Here's what it was like. Look: look at me sitting on the floor, wearing my red pig boxer shorts. Look at the tears on my cheeks. I have never been so upset in my life. Living through my parents' divorce was hard. But living at Yale is harder. It seems as though no one cares about me. Sure I have friends, but they all seem to be having a much better time than I am. They're rowing crew, playing football, guiding tours. I'm counting days until I can go home. I wonder if my friends are doing something I just can't do. After all, they're having a good time—I'm not. It's as if there is a finite amount of fun Yale's 5,300 undergraduates can have. And for others to notice my pain would be to give up some of their fun, to dole out precious minutes spent away from studying. Classes are tedious, and I take too-copious notes to pass the time. Sections are worse as each student seems hell-bent on making me look like an unacademic fool. I went home.

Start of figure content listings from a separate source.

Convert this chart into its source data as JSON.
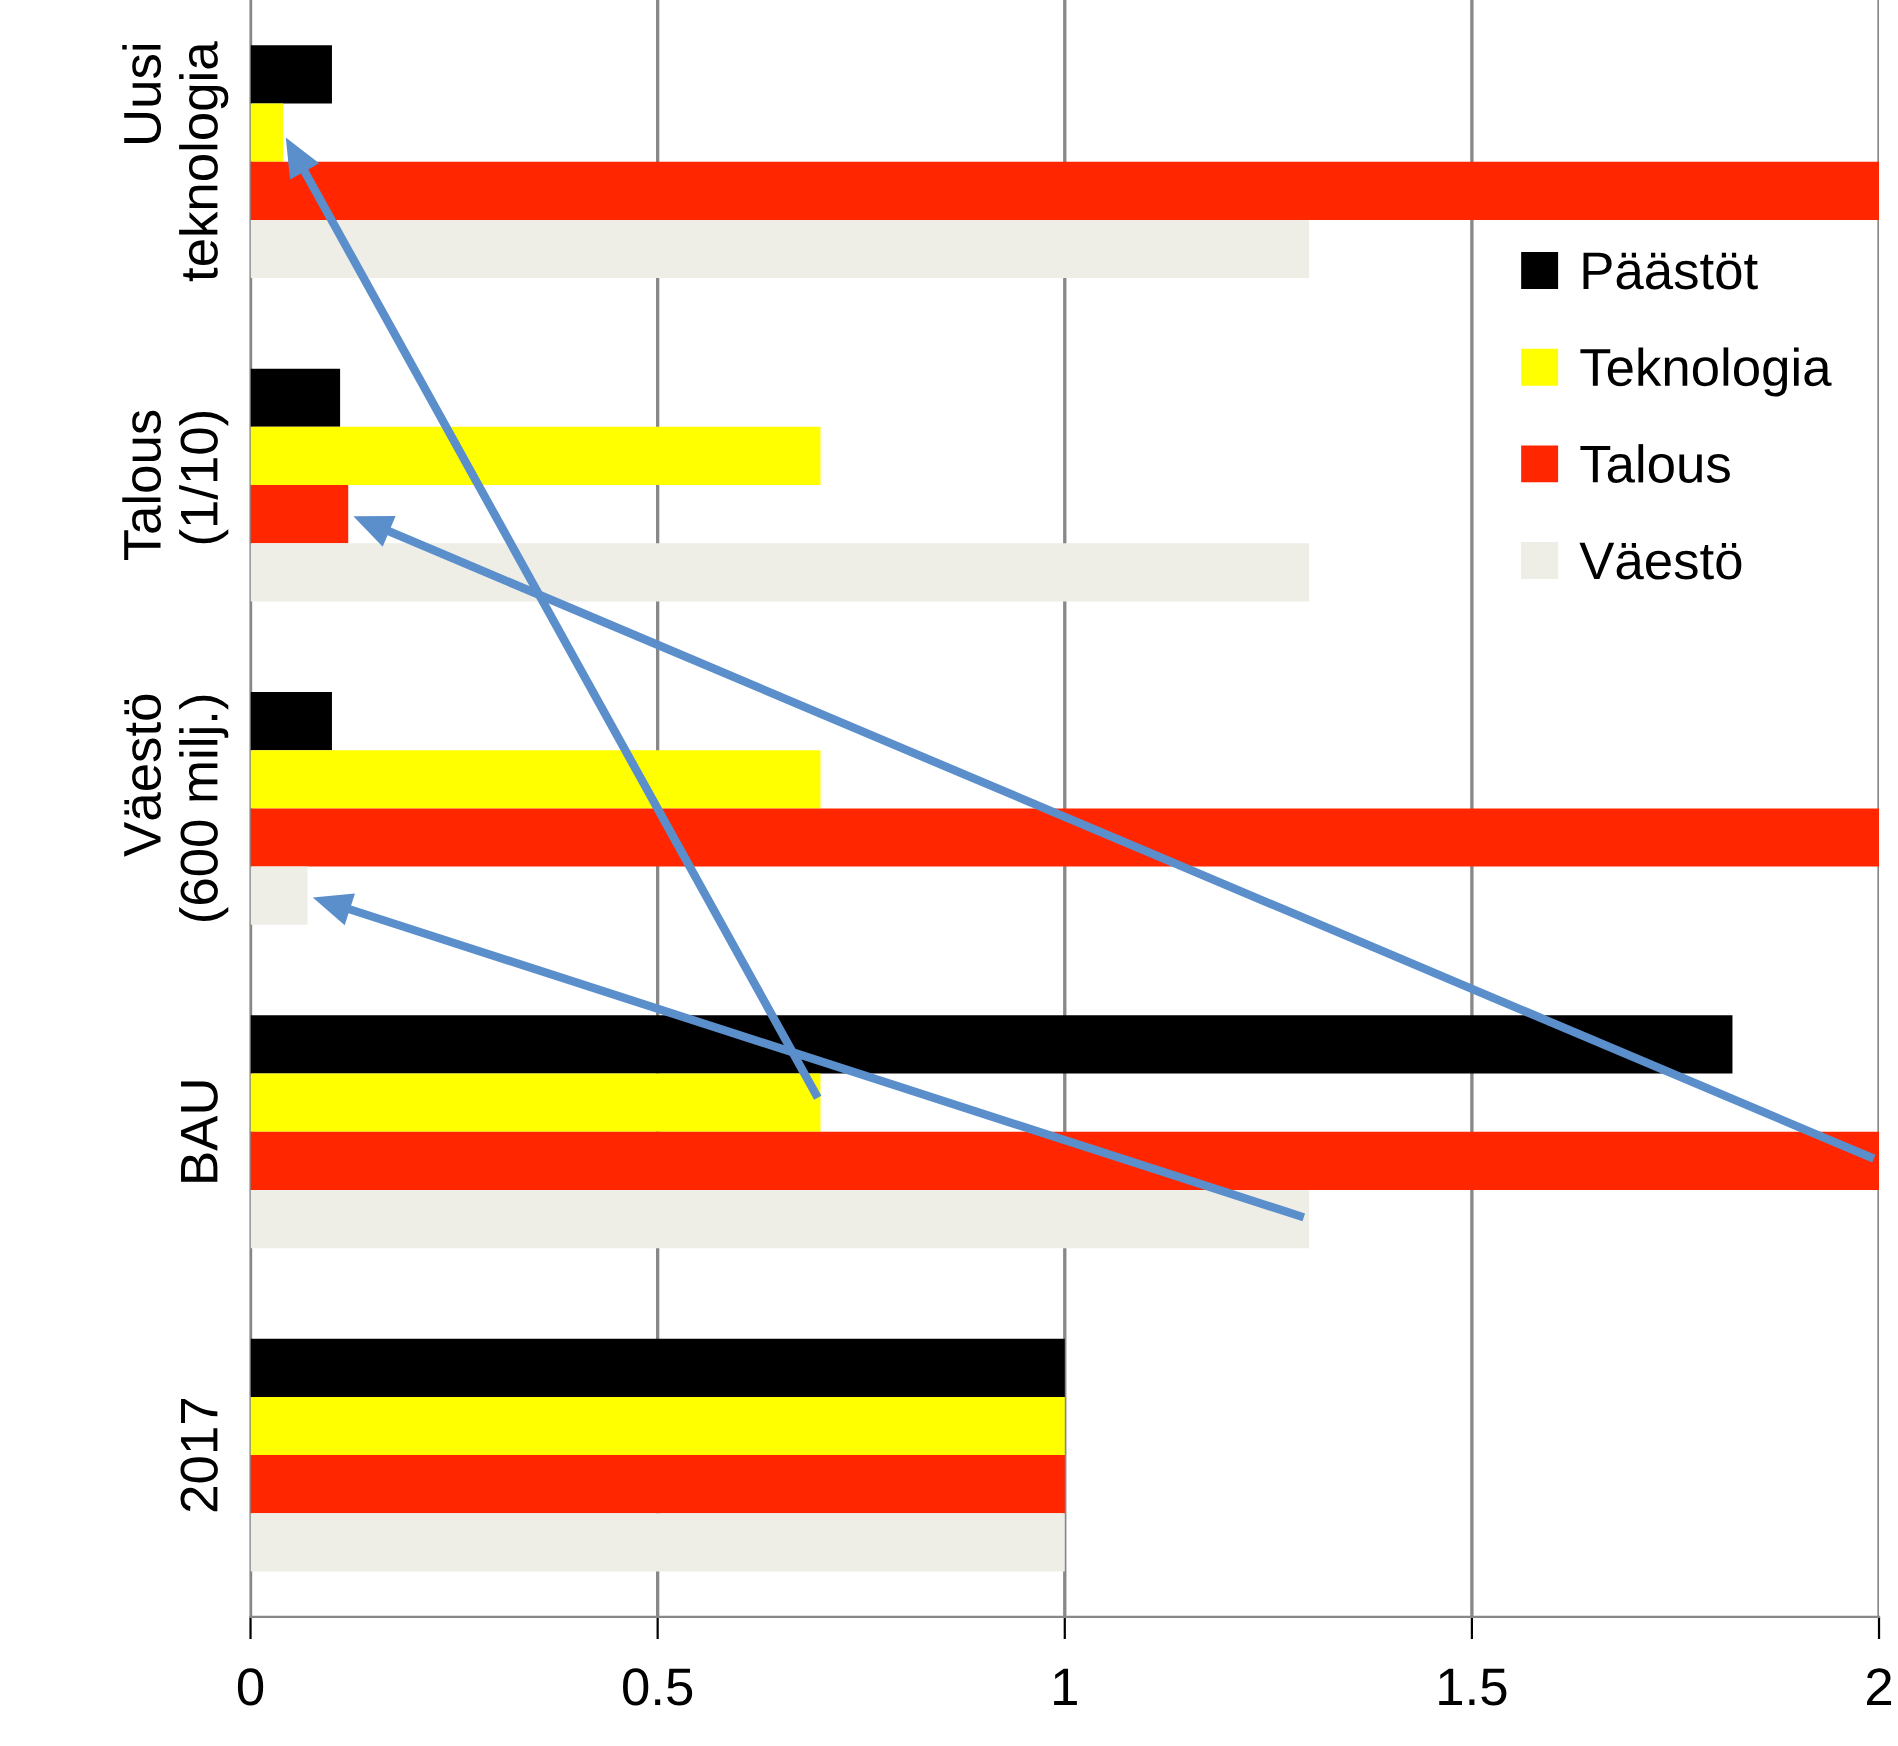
{
  "chart_data": {
    "type": "bar",
    "orientation": "horizontal",
    "categories": [
      "Uusi teknologia",
      "Talous (1/10)",
      "Väestö (600 milj.)",
      "BAU",
      "2017"
    ],
    "series": [
      {
        "name": "Päästöt",
        "color": "#000000",
        "values": [
          0.1,
          0.11,
          0.1,
          1.82,
          1
        ]
      },
      {
        "name": "Teknologia",
        "color": "#ffff00",
        "values": [
          0.04,
          0.7,
          0.7,
          0.7,
          1
        ]
      },
      {
        "name": "Talous",
        "color": "#ff2600",
        "values": [
          2,
          0.12,
          2,
          2,
          1
        ]
      },
      {
        "name": "Väestö",
        "color": "#eeede6",
        "values": [
          1.3,
          1.3,
          0.07,
          1.3,
          1
        ]
      }
    ],
    "xlim": [
      0,
      2
    ],
    "xticks": [
      0,
      0.5,
      1,
      1.5,
      2
    ],
    "grid": "x",
    "legend": "right"
  }
}
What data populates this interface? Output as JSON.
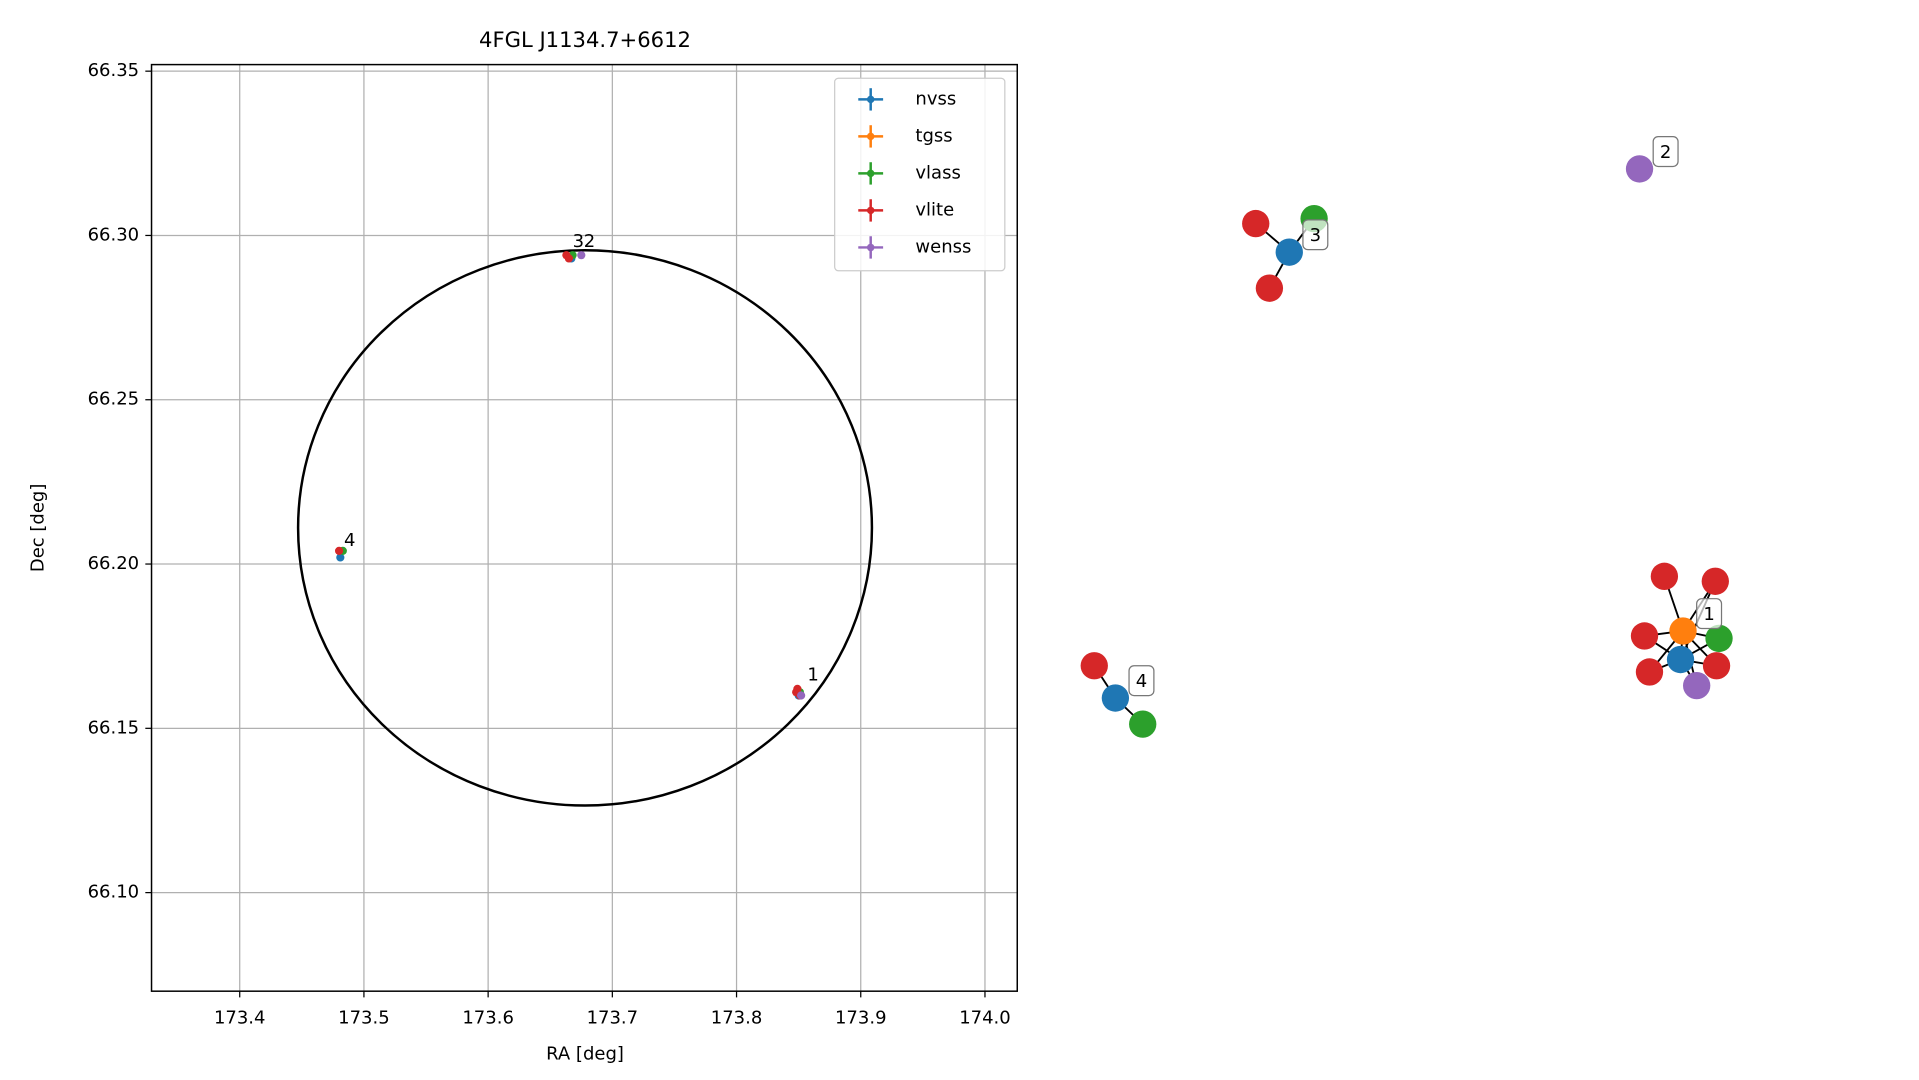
{
  "chart_data": [
    {
      "type": "scatter",
      "title": "4FGL J1134.7+6612",
      "xlabel": "RA [deg]",
      "ylabel": "Dec [deg]",
      "xlim": [
        173.329,
        174.026
      ],
      "ylim": [
        66.07,
        66.352
      ],
      "xticks": [
        173.4,
        173.5,
        173.6,
        173.7,
        173.8,
        173.9,
        {
          "value": 174.0,
          "label": "174.0"
        }
      ],
      "yticks": [
        {
          "value": 66.1,
          "label": "66.10"
        },
        66.15,
        {
          "value": 66.2,
          "label": "66.20"
        },
        66.25,
        {
          "value": 66.3,
          "label": "66.30"
        },
        66.35
      ],
      "grid": true,
      "legend": "upper right",
      "ellipse": {
        "x": 173.678,
        "y": 66.211,
        "rx": 0.231,
        "ry": 0.0845
      },
      "series": [
        {
          "name": "nvss",
          "color": "#1f77b4",
          "x": [
            173.481,
            173.667,
            173.85
          ],
          "values": [
            66.202,
            66.293,
            66.16
          ]
        },
        {
          "name": "tgss",
          "color": "#ff7f0e",
          "x": [
            173.849
          ],
          "values": [
            66.161
          ]
        },
        {
          "name": "vlass",
          "color": "#2ca02c",
          "x": [
            173.483,
            173.668,
            173.851
          ],
          "values": [
            66.204,
            66.294,
            66.161
          ]
        },
        {
          "name": "vlite",
          "color": "#d62728",
          "x": [
            173.48,
            173.663,
            173.665,
            173.848,
            173.849,
            173.851
          ],
          "values": [
            66.204,
            66.294,
            66.293,
            66.161,
            66.162,
            66.16
          ]
        },
        {
          "name": "wenss",
          "color": "#9467bd",
          "x": [
            173.675,
            173.852
          ],
          "values": [
            66.294,
            66.16
          ]
        }
      ],
      "annotations": [
        {
          "text": "1",
          "x": 173.857,
          "y": 66.166
        },
        {
          "text": "3",
          "x": 173.668,
          "y": 66.298
        },
        {
          "text": "2",
          "x": 173.677,
          "y": 66.298
        },
        {
          "text": "4",
          "x": 173.484,
          "y": 66.207
        }
      ]
    },
    {
      "type": "network",
      "nodes": [
        {
          "color": "#ff7f0e"
        },
        {
          "color": "#1f77b4"
        },
        {
          "color": "#d62728"
        },
        {
          "color": "#d62728"
        },
        {
          "color": "#d62728"
        },
        {
          "color": "#d62728"
        },
        {
          "color": "#d62728"
        },
        {
          "color": "#2ca02c"
        },
        {
          "color": "#9467bd"
        },
        {
          "color": "#9467bd"
        },
        {
          "color": "#1f77b4"
        },
        {
          "color": "#d62728"
        },
        {
          "color": "#d62728"
        },
        {
          "color": "#2ca02c"
        },
        {
          "color": "#1f77b4"
        },
        {
          "color": "#d62728"
        },
        {
          "color": "#2ca02c"
        }
      ],
      "edges": [
        [
          0,
          1
        ],
        [
          0,
          2
        ],
        [
          0,
          3
        ],
        [
          0,
          4
        ],
        [
          0,
          5
        ],
        [
          0,
          6
        ],
        [
          0,
          7
        ],
        [
          0,
          8
        ],
        [
          1,
          4
        ],
        [
          1,
          5
        ],
        [
          1,
          6
        ],
        [
          1,
          7
        ],
        [
          1,
          8
        ],
        [
          1,
          3
        ],
        [
          10,
          11
        ],
        [
          10,
          12
        ],
        [
          10,
          13
        ],
        [
          14,
          15
        ],
        [
          14,
          16
        ]
      ],
      "labels": [
        {
          "text": "1",
          "node": 0
        },
        {
          "text": "2",
          "node": 9
        },
        {
          "text": "3",
          "node": 10
        },
        {
          "text": "4",
          "node": 14
        }
      ]
    }
  ]
}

The road to graduation in 2002 wasn't going to be a quick jaunt through eight semesters. I flew home to Corvallis, Ore. I started seeing a psychiatrist weekly. I got a job selling loaves at Great Harvest Bread Company. And I registered in Math 252, Integral Calculus, at Oregon State University. I was no longer a Yale student, and I had the prescriptions, W-2 forms, and OSU ID card as proof. Time to rebuild. Time to get un-wronged, un-abused, un-fucked. My time in Oregon was difficult. I called my former suitemates in New Haven. They were having so much fun, so many parties, so many girls. The weight of Yale academia was no problem. Certainly they weren't going to YPI for intensive observation and therapy. And I asked myself, "Why am I different? Why do I hang out with the frat boys at Oregon State? (Phi Gamma Delta, and Sigma Phi Epsilon, mostly.) Why do I know the five essential ingredients in Honey Whole Wheat bread? (Water, flour, honey, salt, yeast.)" So many "why" questions. No answers, though.

And now I'm back. Now it's over. Four Yale Summer Programs classes later and I'm back. I feel different. My trip was necessary, appropriate. Not too many people see themselves at the emotional bottom, the absolute nadir of misery. But I have. And I know I can come back. It's just like Maya Angelou says, "Out of the shacks of history's shame/Up from a past rooted in pain/I'll rise/I'll rise/I'll rise." I'm not proud of my banishment. It's my history's shame. But here I am, a full member of the Yale community again. Here I am, scars healed, full class load in my backpack. Here I am, risen from a torturous low. Here I am.

Simon Apter is a junior in Trumbull.